Quadrupolar perturbed ${}_{}{}^{14}{}_{}{}^{}\mathrm{N}$ NMR spectra were studied in the normal, incommensurate and the various commensurate phases of ammonium tetrachlorozincate (${\mathrm{NH}}_4$ ${)}_2$ ${\mathrm{ZnCl}}_4$ (AZC) single crystals, in order to investigate local phenomena related to structural phase transitions. In the high-temperature normal and the commensurate lock-in phase, whose lattice constant is quadrupled along the c direction of the high-temperature structure, the electric-field-gradient (EFG) tensors at the nitrogen sites are determined by the well-known Volkoff formalism. The results are related to the symmetries of these phases. In particular, the space group of the commensurate phase mentioned could be derived, and the distinct influence of the domain structure is seen in the NMR spectra of that phase. The frequency distributions appearing in the incommensurate (IC) phase were studied as a function of both crystal orientation and temperature.
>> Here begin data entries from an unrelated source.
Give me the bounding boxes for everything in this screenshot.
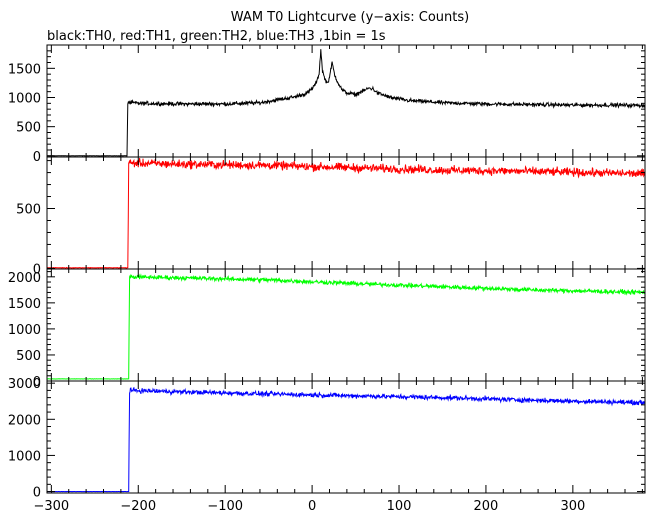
panel-th1: 0 500 (16, 156, 646, 277)
chart-title: WAM T0 Lightcurve (y−axis: Counts) (231, 10, 469, 25)
y-tick-label: 0 (33, 375, 41, 390)
y-tick-label: 1500 (8, 62, 41, 77)
x-tick-label: 300 (560, 499, 585, 514)
x-tick-label: 100 (387, 499, 412, 514)
x-tick-label: 200 (474, 499, 499, 514)
y-tick-label: 0 (33, 262, 41, 277)
y-tick-label: 1000 (8, 449, 41, 464)
panel-th2: 0 500 1000 1500 2000 (8, 268, 646, 390)
y-tick-label: 500 (16, 349, 41, 364)
y-tick-label: 500 (16, 121, 41, 136)
panel-frame (46, 44, 646, 158)
panel-th3: 0 1000 2000 3000 (8, 377, 646, 501)
x-tick-label: −200 (120, 499, 156, 514)
x-tick-label: −100 (207, 499, 243, 514)
panel-frame (46, 380, 646, 494)
chart-subtitle: black:TH0, red:TH1, green:TH2, blue:TH3 … (47, 29, 386, 44)
y-tick-label: 2000 (8, 413, 41, 428)
series-line-th3 (47, 386, 645, 493)
x-axis-tick-labels: −300 −200 −100 0 100 200 300 (33, 499, 585, 514)
series-line-th2 (47, 273, 645, 380)
y-tick-label: 1500 (8, 297, 41, 312)
y-tick-label: 1000 (8, 323, 41, 338)
y-tick-label: 3000 (8, 377, 41, 392)
series-line-th1 (47, 158, 645, 269)
x-tick-label: 0 (308, 499, 316, 514)
y-tick-label: 0 (33, 486, 41, 501)
panel-frame (46, 156, 646, 270)
x-tick-label: −300 (33, 499, 69, 514)
y-tick-label: 500 (16, 203, 41, 218)
y-tick-label: 1000 (8, 92, 41, 107)
panel-th0: 0 500 1000 1500 (8, 44, 646, 165)
y-tick-label: 0 (33, 150, 41, 165)
panel-stack: 0500100015000500050010001500200001000200… (8, 44, 646, 501)
y-tick-label: 2000 (8, 271, 41, 286)
series-line-th0 (47, 49, 645, 157)
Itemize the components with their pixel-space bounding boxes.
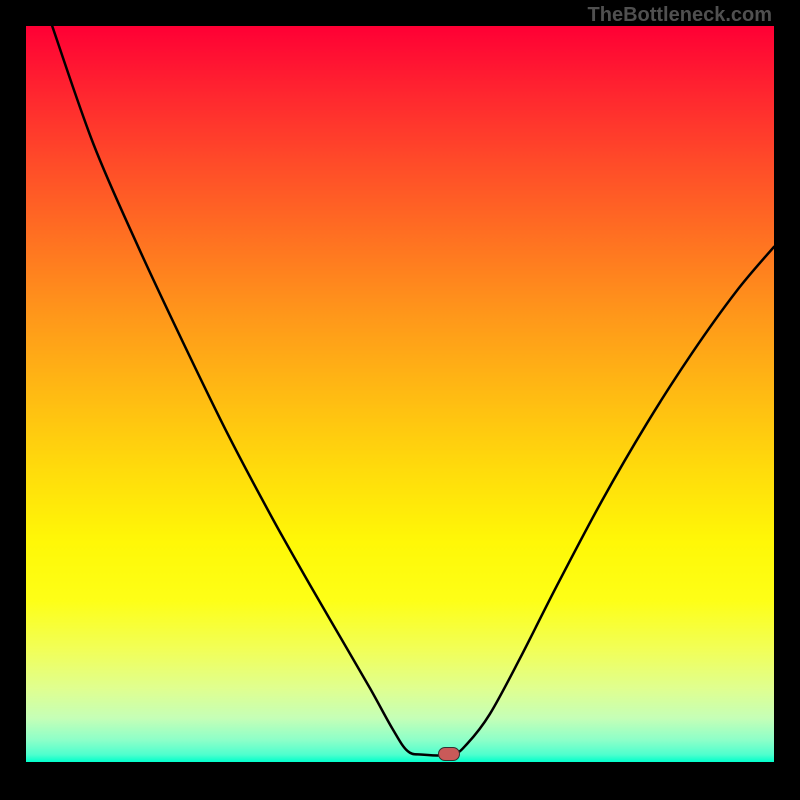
plot-area [26, 26, 774, 762]
watermark-text: TheBottleneck.com [588, 4, 772, 27]
bottleneck-curve [26, 26, 774, 762]
optimum-marker [438, 747, 460, 761]
chart-root: TheBottleneck.com [0, 0, 800, 800]
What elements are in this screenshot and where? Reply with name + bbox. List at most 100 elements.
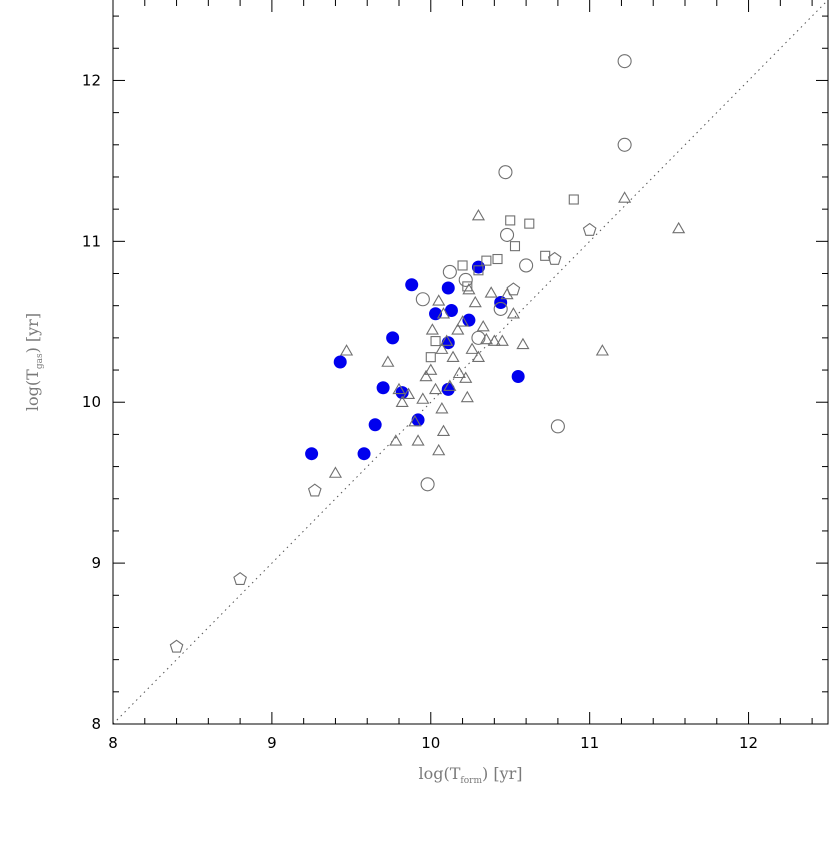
open-triangle-point <box>381 355 395 367</box>
open-triangle-point <box>432 443 446 456</box>
open-triangle-point <box>432 294 446 306</box>
open-square-point <box>509 241 521 252</box>
open-circle-point <box>499 227 515 242</box>
x-tick-label: 12 <box>739 734 758 752</box>
filled-circle-point <box>305 447 319 461</box>
filled-circle-point <box>441 382 455 396</box>
filled-circle-point <box>441 281 455 295</box>
open-triangle-point <box>425 323 439 335</box>
x-tick-label: 10 <box>421 734 440 752</box>
y-axis-label-main: log(T <box>23 369 42 411</box>
open-circle-point <box>519 258 534 273</box>
open-triangle-point <box>428 382 443 395</box>
open-triangle-point <box>411 434 425 446</box>
open-pentagon-point <box>233 572 247 586</box>
plot-frame <box>112 0 829 725</box>
open-triangle-point <box>446 350 460 362</box>
open-triangle-point <box>460 390 474 403</box>
open-triangle-point <box>459 371 473 383</box>
open-triangle-point <box>479 332 493 345</box>
filled-circle-point <box>386 331 400 345</box>
open-triangle-point <box>618 191 632 203</box>
x-tick-label: 9 <box>267 734 277 752</box>
open-square-point <box>505 215 516 226</box>
one-to-one-reference-line <box>112 0 829 725</box>
open-triangle-point <box>389 434 403 446</box>
open-circle-point <box>442 264 457 279</box>
open-square-point <box>473 265 484 276</box>
y-tick-label: 12 <box>82 71 101 89</box>
open-triangle-point <box>416 392 430 404</box>
open-square-point <box>481 255 492 266</box>
open-square-point <box>430 336 441 347</box>
open-circle-point <box>458 272 473 287</box>
open-triangle-point <box>436 424 451 436</box>
open-triangle-point <box>419 369 433 382</box>
y-tick-label: 8 <box>91 715 101 733</box>
y-tick-label: 10 <box>82 393 101 411</box>
open-circle-point <box>498 165 513 180</box>
open-circle-point <box>415 292 430 307</box>
filled-circle-point <box>368 418 382 432</box>
filled-circle-point <box>511 369 525 383</box>
filled-circle-point <box>376 381 390 395</box>
filled-circle-point <box>333 355 347 369</box>
open-triangle-point <box>487 334 501 346</box>
open-triangle-point <box>455 315 470 327</box>
filled-circle-point <box>357 447 371 461</box>
open-triangle-point <box>471 350 486 362</box>
open-triangle-point <box>476 320 490 332</box>
open-circle-point <box>617 137 632 152</box>
open-triangle-point <box>451 323 465 335</box>
open-triangle-point <box>328 466 343 478</box>
open-triangle-point <box>339 344 354 356</box>
open-triangle-point <box>452 366 466 379</box>
open-triangle-point <box>471 208 486 221</box>
x-axis-label-main: log(T <box>419 764 461 783</box>
open-triangle-point <box>443 379 457 391</box>
open-pentagon-point <box>506 282 521 296</box>
open-triangle-point <box>395 395 409 408</box>
open-triangle-point <box>401 387 416 399</box>
y-tick-label: 11 <box>82 232 101 250</box>
open-triangle-point <box>500 287 514 300</box>
open-circle-point <box>493 301 508 316</box>
x-tick-label: 8 <box>108 734 118 752</box>
open-square-point <box>540 250 551 261</box>
x-axis-label: log(Tform) [yr] <box>419 764 523 786</box>
y-axis-label-rest: ) [yr] <box>23 313 42 354</box>
open-triangle-point <box>392 382 406 395</box>
filled-circle-point <box>444 304 458 318</box>
open-circle-point <box>471 330 486 345</box>
open-circle-point <box>550 419 565 434</box>
open-square-point <box>425 352 436 363</box>
open-pentagon-point <box>307 483 322 497</box>
open-triangle-point <box>436 307 451 319</box>
open-triangle-point <box>465 342 479 354</box>
open-triangle-point <box>516 337 530 350</box>
y-tick-label: 9 <box>91 554 101 572</box>
x-axis-label-subscript: form <box>460 776 482 786</box>
x-axis-label-rest: ) [yr] <box>482 764 523 783</box>
filled-circle-point <box>411 413 425 427</box>
open-square-point <box>524 218 535 229</box>
open-triangle-point <box>506 307 520 319</box>
open-square-point <box>462 281 473 292</box>
y-axis-label: log(Tgas) [yr] <box>23 313 45 411</box>
open-triangle-point <box>484 286 498 298</box>
open-circle-point <box>420 477 435 492</box>
open-triangle-point <box>468 295 482 308</box>
open-square-point <box>457 260 468 271</box>
filled-circle-point <box>395 386 409 400</box>
open-square-point <box>568 194 579 205</box>
open-triangle-point <box>435 402 449 414</box>
filled-circle-point <box>405 278 419 292</box>
open-pentagon-point <box>547 251 562 265</box>
open-square-point <box>492 253 503 265</box>
filled-circle-point <box>462 313 476 327</box>
open-triangle-point <box>495 334 509 346</box>
x-tick-label: 11 <box>580 734 599 752</box>
open-circle-point <box>617 54 632 69</box>
open-triangle-point <box>435 342 449 354</box>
The degeneracies and symmetries of the NMR rotation patterns in the incommensurate phase are discussed on the basis of the general symmetry properties of that phase, derived by a symmetry analysis of the phase sequence of AZC. The superspace group of the IC phase is equal to that determined for other ${\mathit{A}}_2$ ${\mathit{BX}}_4$-type crystals like ${\mathrm{Rb}}_2$ ${\mathrm{ZnBr}}_4$ and ${\mathrm{Rb}}_2$ ${\mathrm{ZnCl}}_4$. The data can be fitted quantitatively by taking into account the nonvanishing terms of the lowest order in a general symmetry-adapted Fourier series for the EFG tensor. The temperature dependences of the NMR spectra observed in the incommensurate phase are related to the static critical behavior. It is in particular demonstrated that AZC and the other substances of the ${\mathit{A}}_2$ ${\mathit{BX}}_4$-type mentioned show a universal static critical behavior.